Na segunda parte do filme, pessoas que conheceram Watanabe estão no velório do funcionário público e recordam as virtudes que não reconheceram quando ele era vivo. Kurosawa disse a propósito de Ikiru que “às vezes penso em minha morte”.

E foi de pensar na sua morte, que ele fez um grande filme sobre tema tão difícil que é a morte, a velhice é o doente terminal. Um filme no qual Shimura dá um comovente show de interpretação. Raro, muito raro, encontrar algo semelhante hoje em dia.

Embora a carreira de Shimura contém presença em diversos papéis de filmes japoneses sobre monstros, incluindo o cientista Kyohei Yamane nos Godzilas da vida, os vinte e dois filmes que fez com Kurosawa formam uma obra de raro fôlego.
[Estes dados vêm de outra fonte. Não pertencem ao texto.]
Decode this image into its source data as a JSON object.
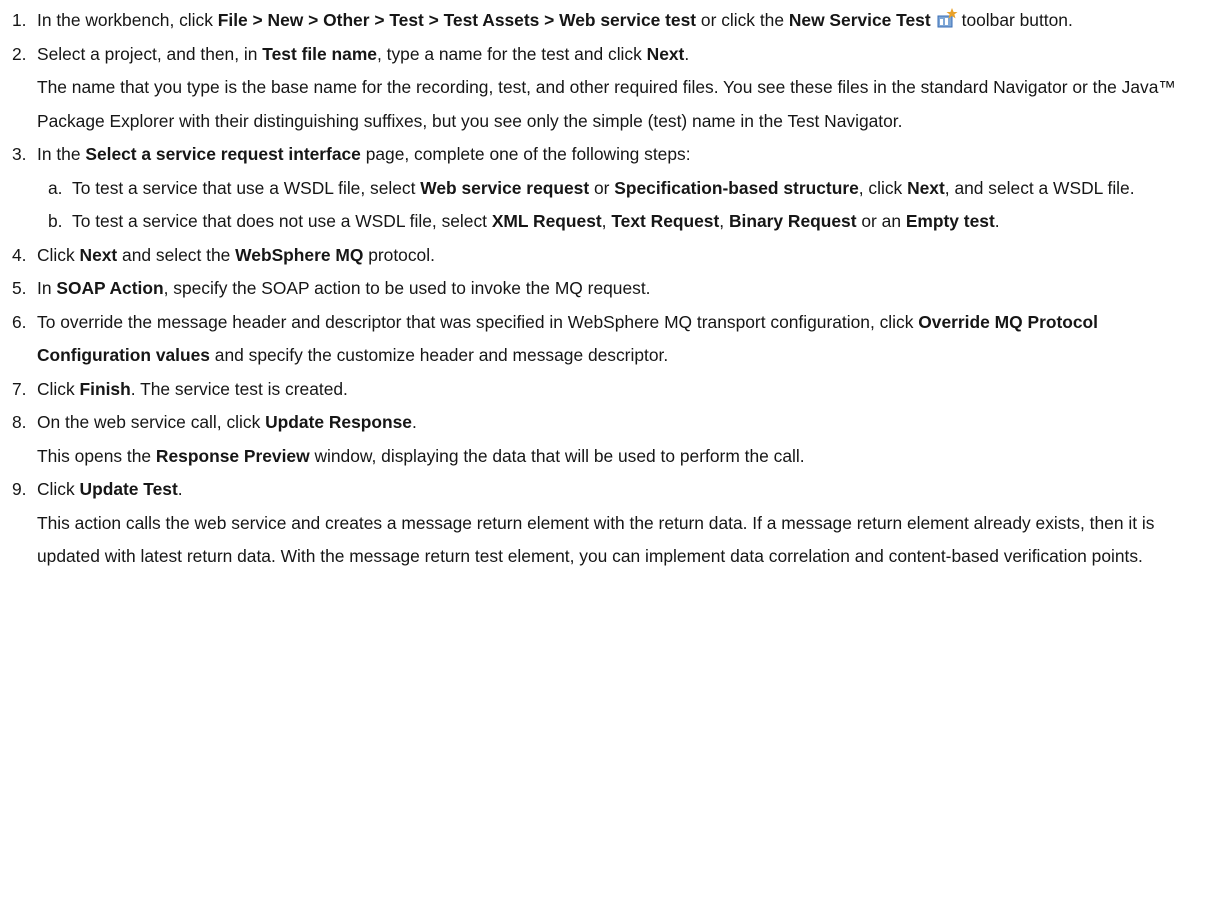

São poucos atores na história do cinema que ostentam portfólio do mesmo calibre. Nela encontramos obras interessantes do Japão feudal como Tora no o wofumu otokotachi (Os Homens que Pisaram na Cauda do Tigre), baseado na peça Kabuki Kanjincho, por sua vez baseada na peça Nô Ataka.
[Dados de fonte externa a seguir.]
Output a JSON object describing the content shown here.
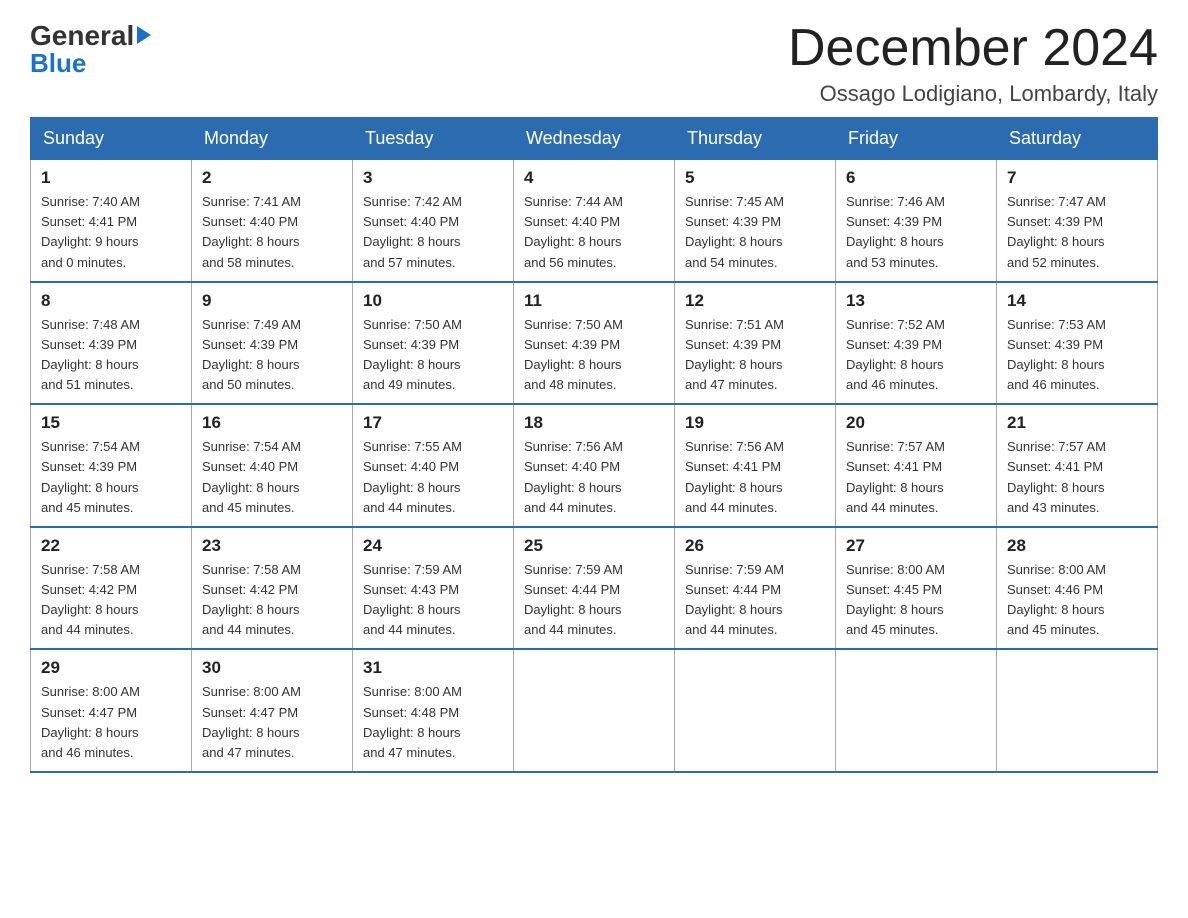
{
  "header": {
    "title": "December 2024",
    "location": "Ossago Lodigiano, Lombardy, Italy",
    "logo_general": "General",
    "logo_blue": "Blue"
  },
  "days_of_week": [
    "Sunday",
    "Monday",
    "Tuesday",
    "Wednesday",
    "Thursday",
    "Friday",
    "Saturday"
  ],
  "weeks": [
    [
      {
        "day": "1",
        "sunrise": "7:40 AM",
        "sunset": "4:41 PM",
        "daylight": "9 hours and 0 minutes."
      },
      {
        "day": "2",
        "sunrise": "7:41 AM",
        "sunset": "4:40 PM",
        "daylight": "8 hours and 58 minutes."
      },
      {
        "day": "3",
        "sunrise": "7:42 AM",
        "sunset": "4:40 PM",
        "daylight": "8 hours and 57 minutes."
      },
      {
        "day": "4",
        "sunrise": "7:44 AM",
        "sunset": "4:40 PM",
        "daylight": "8 hours and 56 minutes."
      },
      {
        "day": "5",
        "sunrise": "7:45 AM",
        "sunset": "4:39 PM",
        "daylight": "8 hours and 54 minutes."
      },
      {
        "day": "6",
        "sunrise": "7:46 AM",
        "sunset": "4:39 PM",
        "daylight": "8 hours and 53 minutes."
      },
      {
        "day": "7",
        "sunrise": "7:47 AM",
        "sunset": "4:39 PM",
        "daylight": "8 hours and 52 minutes."
      }
    ],
    [
      {
        "day": "8",
        "sunrise": "7:48 AM",
        "sunset": "4:39 PM",
        "daylight": "8 hours and 51 minutes."
      },
      {
        "day": "9",
        "sunrise": "7:49 AM",
        "sunset": "4:39 PM",
        "daylight": "8 hours and 50 minutes."
      },
      {
        "day": "10",
        "sunrise": "7:50 AM",
        "sunset": "4:39 PM",
        "daylight": "8 hours and 49 minutes."
      },
      {
        "day": "11",
        "sunrise": "7:50 AM",
        "sunset": "4:39 PM",
        "daylight": "8 hours and 48 minutes."
      },
      {
        "day": "12",
        "sunrise": "7:51 AM",
        "sunset": "4:39 PM",
        "daylight": "8 hours and 47 minutes."
      },
      {
        "day": "13",
        "sunrise": "7:52 AM",
        "sunset": "4:39 PM",
        "daylight": "8 hours and 46 minutes."
      },
      {
        "day": "14",
        "sunrise": "7:53 AM",
        "sunset": "4:39 PM",
        "daylight": "8 hours and 46 minutes."
      }
    ],
    [
      {
        "day": "15",
        "sunrise": "7:54 AM",
        "sunset": "4:39 PM",
        "daylight": "8 hours and 45 minutes."
      },
      {
        "day": "16",
        "sunrise": "7:54 AM",
        "sunset": "4:40 PM",
        "daylight": "8 hours and 45 minutes."
      },
      {
        "day": "17",
        "sunrise": "7:55 AM",
        "sunset": "4:40 PM",
        "daylight": "8 hours and 44 minutes."
      },
      {
        "day": "18",
        "sunrise": "7:56 AM",
        "sunset": "4:40 PM",
        "daylight": "8 hours and 44 minutes."
      },
      {
        "day": "19",
        "sunrise": "7:56 AM",
        "sunset": "4:41 PM",
        "daylight": "8 hours and 44 minutes."
      },
      {
        "day": "20",
        "sunrise": "7:57 AM",
        "sunset": "4:41 PM",
        "daylight": "8 hours and 44 minutes."
      },
      {
        "day": "21",
        "sunrise": "7:57 AM",
        "sunset": "4:41 PM",
        "daylight": "8 hours and 43 minutes."
      }
    ],
    [
      {
        "day": "22",
        "sunrise": "7:58 AM",
        "sunset": "4:42 PM",
        "daylight": "8 hours and 44 minutes."
      },
      {
        "day": "23",
        "sunrise": "7:58 AM",
        "sunset": "4:42 PM",
        "daylight": "8 hours and 44 minutes."
      },
      {
        "day": "24",
        "sunrise": "7:59 AM",
        "sunset": "4:43 PM",
        "daylight": "8 hours and 44 minutes."
      },
      {
        "day": "25",
        "sunrise": "7:59 AM",
        "sunset": "4:44 PM",
        "daylight": "8 hours and 44 minutes."
      },
      {
        "day": "26",
        "sunrise": "7:59 AM",
        "sunset": "4:44 PM",
        "daylight": "8 hours and 44 minutes."
      },
      {
        "day": "27",
        "sunrise": "8:00 AM",
        "sunset": "4:45 PM",
        "daylight": "8 hours and 45 minutes."
      },
      {
        "day": "28",
        "sunrise": "8:00 AM",
        "sunset": "4:46 PM",
        "daylight": "8 hours and 45 minutes."
      }
    ],
    [
      {
        "day": "29",
        "sunrise": "8:00 AM",
        "sunset": "4:47 PM",
        "daylight": "8 hours and 46 minutes."
      },
      {
        "day": "30",
        "sunrise": "8:00 AM",
        "sunset": "4:47 PM",
        "daylight": "8 hours and 47 minutes."
      },
      {
        "day": "31",
        "sunrise": "8:00 AM",
        "sunset": "4:48 PM",
        "daylight": "8 hours and 47 minutes."
      },
      null,
      null,
      null,
      null
    ]
  ],
  "labels": {
    "sunrise": "Sunrise:",
    "sunset": "Sunset:",
    "daylight": "Daylight:"
  }
}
O filme chegou a ser banido pelos americanos durante a ocupação do Japão, depois da Segunda Guerra, sob a alegação de retratar valores tradicionais japoneses.

Shimura está ainda em pelo menos dois filmes essenciais da cinematografia de Kurosawa: o fascinante Yojimbo, em que faz o papel de Tokuemon e o desconcertante Rashomon, no papel do lenhador.

Este último, de 1950, foi cartão de visitas do cineasta e do cinema japonês no Ocidente. A estrutura narrativa revela uma história com versões distintas de acordo com a testemunha que relata.

O impacto do filme foi parar na psicologia que batizou de Efeito Rashomon a situação em que a versão de um fato varia de acordo com o prisma diferente em que é visto. Por tudo isto é preciso reconhecer: embora discreto, o Sr. Shimura foi um gigante.